After the first New Year Gala proved a huge hit with viewers nationwide, Wu was tasked with directing the second edition. At the time, China and Britain were under intense negotiation over the Sino-British Joint Declaration on the status of Hong Kong. Huang came up with the idea of inviting the amateur Hong Kong singer Cheung Ming-man to perform at his show. It was then unprecedented for a Hong Kong entertainer to perform on Chinese TV and his request met significant resistance. Huang persistently lobbied government officials and eventually gained their approval. Cheung's performance of the patriotic song "My Chinese Heart" at the 1984 gala made him a household name in China.

The program has attracted extremely large audiences, which have grown significantly over the years. The CCTV New Year's Gala is the most watched television program in the world, with the broadcaster claiming one billion viewers in 2018. As the Chinese New Year's Eve is a time when the family gathers, the typical situation involves a large 3-generation family gathered in front of their TV set while making dumplings for the first New Year's meal. The Gala adds a mood of celebration in the house as people laugh, discuss and enjoy the performance. It has become an ingrained tradition on mainland China to watch the New Year's Gala on New Year's Eve. Rural areas that had previously been unfamiliar with concepts such as television would hold great gatherings on New Year's Eve to watch the program.

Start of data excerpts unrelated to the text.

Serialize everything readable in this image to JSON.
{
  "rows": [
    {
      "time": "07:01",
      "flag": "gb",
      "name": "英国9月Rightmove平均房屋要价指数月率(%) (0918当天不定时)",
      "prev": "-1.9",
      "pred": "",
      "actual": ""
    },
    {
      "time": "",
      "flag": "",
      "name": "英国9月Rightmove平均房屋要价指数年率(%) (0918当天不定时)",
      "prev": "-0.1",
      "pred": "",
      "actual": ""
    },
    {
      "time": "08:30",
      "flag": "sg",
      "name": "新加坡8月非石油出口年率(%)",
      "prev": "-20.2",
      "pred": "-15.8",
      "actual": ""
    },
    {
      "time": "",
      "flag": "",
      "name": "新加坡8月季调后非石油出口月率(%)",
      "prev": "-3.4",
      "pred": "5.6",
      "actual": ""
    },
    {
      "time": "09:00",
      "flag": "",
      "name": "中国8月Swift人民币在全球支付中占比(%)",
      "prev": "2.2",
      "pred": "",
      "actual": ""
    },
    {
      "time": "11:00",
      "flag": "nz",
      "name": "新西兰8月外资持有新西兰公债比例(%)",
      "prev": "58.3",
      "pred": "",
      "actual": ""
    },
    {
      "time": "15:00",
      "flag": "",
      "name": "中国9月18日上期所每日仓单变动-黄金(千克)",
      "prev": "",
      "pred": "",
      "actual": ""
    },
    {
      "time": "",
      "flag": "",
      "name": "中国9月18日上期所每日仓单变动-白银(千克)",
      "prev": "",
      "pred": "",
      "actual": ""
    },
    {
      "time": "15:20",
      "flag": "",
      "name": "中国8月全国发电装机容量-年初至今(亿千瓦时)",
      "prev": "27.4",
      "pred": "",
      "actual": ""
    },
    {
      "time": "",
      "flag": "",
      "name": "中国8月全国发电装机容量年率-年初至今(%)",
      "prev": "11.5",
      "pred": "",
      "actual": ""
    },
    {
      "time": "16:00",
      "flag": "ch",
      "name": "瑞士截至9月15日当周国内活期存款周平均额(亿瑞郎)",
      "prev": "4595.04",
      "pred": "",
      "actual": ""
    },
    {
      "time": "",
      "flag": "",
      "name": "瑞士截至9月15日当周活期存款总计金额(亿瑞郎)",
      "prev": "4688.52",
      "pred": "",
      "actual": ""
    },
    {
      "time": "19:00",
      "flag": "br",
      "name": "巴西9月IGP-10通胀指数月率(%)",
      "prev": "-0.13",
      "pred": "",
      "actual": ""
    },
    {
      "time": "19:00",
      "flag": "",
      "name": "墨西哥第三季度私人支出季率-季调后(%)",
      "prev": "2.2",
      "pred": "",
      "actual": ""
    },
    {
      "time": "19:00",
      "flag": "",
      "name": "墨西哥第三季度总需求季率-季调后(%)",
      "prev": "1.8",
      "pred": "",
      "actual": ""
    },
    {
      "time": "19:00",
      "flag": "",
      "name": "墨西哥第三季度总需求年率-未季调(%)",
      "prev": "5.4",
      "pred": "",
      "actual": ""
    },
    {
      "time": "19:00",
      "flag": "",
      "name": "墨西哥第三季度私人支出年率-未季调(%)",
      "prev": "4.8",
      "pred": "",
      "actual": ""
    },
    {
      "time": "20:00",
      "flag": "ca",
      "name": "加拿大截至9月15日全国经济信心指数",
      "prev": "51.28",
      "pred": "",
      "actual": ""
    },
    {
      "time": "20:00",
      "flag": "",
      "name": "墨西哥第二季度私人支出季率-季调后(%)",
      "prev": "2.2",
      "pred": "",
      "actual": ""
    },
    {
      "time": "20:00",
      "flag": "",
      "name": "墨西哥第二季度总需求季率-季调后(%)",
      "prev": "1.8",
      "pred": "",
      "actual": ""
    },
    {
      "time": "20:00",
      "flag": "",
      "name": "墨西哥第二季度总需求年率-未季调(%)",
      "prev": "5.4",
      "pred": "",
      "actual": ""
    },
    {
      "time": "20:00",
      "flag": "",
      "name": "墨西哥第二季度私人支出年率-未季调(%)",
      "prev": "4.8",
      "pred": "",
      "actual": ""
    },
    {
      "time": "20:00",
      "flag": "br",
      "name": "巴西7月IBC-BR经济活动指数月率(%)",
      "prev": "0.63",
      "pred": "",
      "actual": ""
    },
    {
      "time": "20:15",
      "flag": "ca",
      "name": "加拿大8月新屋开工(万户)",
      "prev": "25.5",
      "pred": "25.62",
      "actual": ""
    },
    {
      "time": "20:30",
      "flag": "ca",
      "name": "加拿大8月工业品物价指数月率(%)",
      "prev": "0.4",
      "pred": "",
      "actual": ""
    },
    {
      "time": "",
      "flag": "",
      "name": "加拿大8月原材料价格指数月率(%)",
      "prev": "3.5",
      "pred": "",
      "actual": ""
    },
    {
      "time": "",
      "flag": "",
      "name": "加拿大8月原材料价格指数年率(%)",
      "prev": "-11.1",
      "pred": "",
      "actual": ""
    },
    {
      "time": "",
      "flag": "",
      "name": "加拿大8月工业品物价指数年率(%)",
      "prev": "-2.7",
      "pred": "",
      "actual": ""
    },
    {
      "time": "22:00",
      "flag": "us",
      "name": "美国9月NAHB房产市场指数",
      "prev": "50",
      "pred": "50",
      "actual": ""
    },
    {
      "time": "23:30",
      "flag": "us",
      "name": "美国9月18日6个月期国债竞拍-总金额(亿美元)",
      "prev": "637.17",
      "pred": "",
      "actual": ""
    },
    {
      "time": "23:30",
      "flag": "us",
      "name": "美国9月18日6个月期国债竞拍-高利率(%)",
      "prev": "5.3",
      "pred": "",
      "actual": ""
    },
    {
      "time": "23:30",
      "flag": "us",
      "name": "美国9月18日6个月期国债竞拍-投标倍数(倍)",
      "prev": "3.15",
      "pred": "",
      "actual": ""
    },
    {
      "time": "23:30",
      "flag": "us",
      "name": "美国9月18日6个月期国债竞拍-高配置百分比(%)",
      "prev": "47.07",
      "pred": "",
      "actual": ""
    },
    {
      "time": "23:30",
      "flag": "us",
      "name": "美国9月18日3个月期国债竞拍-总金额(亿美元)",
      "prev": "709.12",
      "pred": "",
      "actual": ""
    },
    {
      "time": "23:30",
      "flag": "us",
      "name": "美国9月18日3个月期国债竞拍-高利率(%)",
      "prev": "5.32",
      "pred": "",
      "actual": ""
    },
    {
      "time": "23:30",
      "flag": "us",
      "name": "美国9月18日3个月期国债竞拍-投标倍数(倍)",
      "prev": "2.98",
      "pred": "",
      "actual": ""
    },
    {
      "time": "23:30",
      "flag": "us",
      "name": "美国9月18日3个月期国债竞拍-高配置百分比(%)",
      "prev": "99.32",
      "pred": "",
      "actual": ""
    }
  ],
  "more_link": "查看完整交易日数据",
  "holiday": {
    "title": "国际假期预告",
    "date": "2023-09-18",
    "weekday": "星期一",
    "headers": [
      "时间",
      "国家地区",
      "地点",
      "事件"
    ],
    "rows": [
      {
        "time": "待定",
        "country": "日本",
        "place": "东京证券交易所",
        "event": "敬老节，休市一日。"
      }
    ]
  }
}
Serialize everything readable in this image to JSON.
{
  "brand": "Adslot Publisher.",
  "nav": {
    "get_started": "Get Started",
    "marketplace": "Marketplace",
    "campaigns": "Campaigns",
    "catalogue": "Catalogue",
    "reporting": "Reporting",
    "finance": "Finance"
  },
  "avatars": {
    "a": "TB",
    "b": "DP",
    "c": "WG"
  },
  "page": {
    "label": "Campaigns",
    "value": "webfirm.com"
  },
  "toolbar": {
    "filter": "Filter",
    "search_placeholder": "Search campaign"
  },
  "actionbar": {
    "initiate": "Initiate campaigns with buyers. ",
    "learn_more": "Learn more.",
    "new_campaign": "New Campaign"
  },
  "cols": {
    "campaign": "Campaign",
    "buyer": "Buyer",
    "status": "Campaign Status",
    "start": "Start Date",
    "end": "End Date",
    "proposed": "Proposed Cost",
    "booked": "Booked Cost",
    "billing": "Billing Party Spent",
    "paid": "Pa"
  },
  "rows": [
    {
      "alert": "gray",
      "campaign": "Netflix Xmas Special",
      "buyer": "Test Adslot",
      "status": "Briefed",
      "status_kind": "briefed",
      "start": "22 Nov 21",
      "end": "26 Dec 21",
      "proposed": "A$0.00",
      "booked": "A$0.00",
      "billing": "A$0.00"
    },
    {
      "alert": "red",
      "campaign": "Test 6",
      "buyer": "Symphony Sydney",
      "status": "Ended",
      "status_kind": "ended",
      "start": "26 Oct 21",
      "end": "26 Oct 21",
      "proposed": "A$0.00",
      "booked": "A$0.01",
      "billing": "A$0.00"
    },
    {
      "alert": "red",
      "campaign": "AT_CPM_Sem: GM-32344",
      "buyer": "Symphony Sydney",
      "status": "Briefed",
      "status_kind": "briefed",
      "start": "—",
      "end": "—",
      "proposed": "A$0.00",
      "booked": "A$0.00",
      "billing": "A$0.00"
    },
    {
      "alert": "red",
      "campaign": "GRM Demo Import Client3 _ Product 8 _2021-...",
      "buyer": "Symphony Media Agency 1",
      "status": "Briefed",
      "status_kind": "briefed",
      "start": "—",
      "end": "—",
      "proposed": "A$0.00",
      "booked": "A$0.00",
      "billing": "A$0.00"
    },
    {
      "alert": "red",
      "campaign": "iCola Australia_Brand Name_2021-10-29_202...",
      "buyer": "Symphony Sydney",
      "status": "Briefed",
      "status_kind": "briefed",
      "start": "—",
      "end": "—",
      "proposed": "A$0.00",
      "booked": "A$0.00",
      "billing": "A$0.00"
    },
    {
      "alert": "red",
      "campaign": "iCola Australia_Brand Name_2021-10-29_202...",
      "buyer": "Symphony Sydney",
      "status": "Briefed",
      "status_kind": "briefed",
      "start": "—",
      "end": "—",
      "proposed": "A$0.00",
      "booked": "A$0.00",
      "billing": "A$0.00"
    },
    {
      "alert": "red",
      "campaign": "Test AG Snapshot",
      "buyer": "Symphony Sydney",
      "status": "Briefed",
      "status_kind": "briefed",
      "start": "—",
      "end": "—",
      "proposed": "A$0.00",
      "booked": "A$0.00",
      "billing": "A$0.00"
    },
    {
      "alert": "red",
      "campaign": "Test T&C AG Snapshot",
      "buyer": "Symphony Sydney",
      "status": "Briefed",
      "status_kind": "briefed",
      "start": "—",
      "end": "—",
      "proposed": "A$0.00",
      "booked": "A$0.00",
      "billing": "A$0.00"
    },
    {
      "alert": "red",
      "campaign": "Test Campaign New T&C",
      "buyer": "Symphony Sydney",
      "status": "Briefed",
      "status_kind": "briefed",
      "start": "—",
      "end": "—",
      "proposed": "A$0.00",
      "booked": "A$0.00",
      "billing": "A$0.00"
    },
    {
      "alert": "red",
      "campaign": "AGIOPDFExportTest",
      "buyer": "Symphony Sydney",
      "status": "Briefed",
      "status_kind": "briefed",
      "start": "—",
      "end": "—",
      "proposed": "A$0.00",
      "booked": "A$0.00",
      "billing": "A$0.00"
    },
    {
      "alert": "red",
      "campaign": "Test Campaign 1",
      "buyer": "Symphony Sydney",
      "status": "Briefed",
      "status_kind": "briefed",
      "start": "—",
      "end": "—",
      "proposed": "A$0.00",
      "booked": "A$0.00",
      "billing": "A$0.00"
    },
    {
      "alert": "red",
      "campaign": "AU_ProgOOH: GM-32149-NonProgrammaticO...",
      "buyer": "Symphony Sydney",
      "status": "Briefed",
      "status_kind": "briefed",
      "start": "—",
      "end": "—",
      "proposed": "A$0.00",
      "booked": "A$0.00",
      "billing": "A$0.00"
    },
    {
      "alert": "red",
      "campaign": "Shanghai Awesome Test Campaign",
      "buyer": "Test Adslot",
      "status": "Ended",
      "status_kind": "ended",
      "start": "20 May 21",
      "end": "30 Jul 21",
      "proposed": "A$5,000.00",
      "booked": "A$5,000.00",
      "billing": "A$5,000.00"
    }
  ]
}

In 2011, Dashan made another appearance in the gala, alongside several foreign nationals of various ages, all engaging in fluent Mandarin conversation, including one of Russian nationality, an Australian and a Kenyan. The 2011 show was also noted for the appearances of various "ordinary people" performers who were selected by popular vote in a TV competition months prior.

The 'ordinary people' portrayals continued in 2012; several amateurs performed on the show. Coinciding with the rise of amateur performers is the decline of nationalist and political rhetoric. In both 2011 and 2012 versions of the Gala, imagery of national leaders were removed from the show. The 2012 gala was directed by Ha Wen, wife of host Li Yong. In a break with tradition, the 2012 Gala removed the announcements of embassies overseas sending New Year's greetings, as well as the "My Favorite New Year's Gala Act" voting announcement. It also did not conclude with a rendition of "Can't Forget Tonight", thus breaking the practice for the first time.

Beginning in the 1990s, the Gala has been broadcast to the Chinese diaspora and millions of television viewers around the world on CCTV-4 with dedicated simulcasts for foreign viewers on the CGTN network since 2016.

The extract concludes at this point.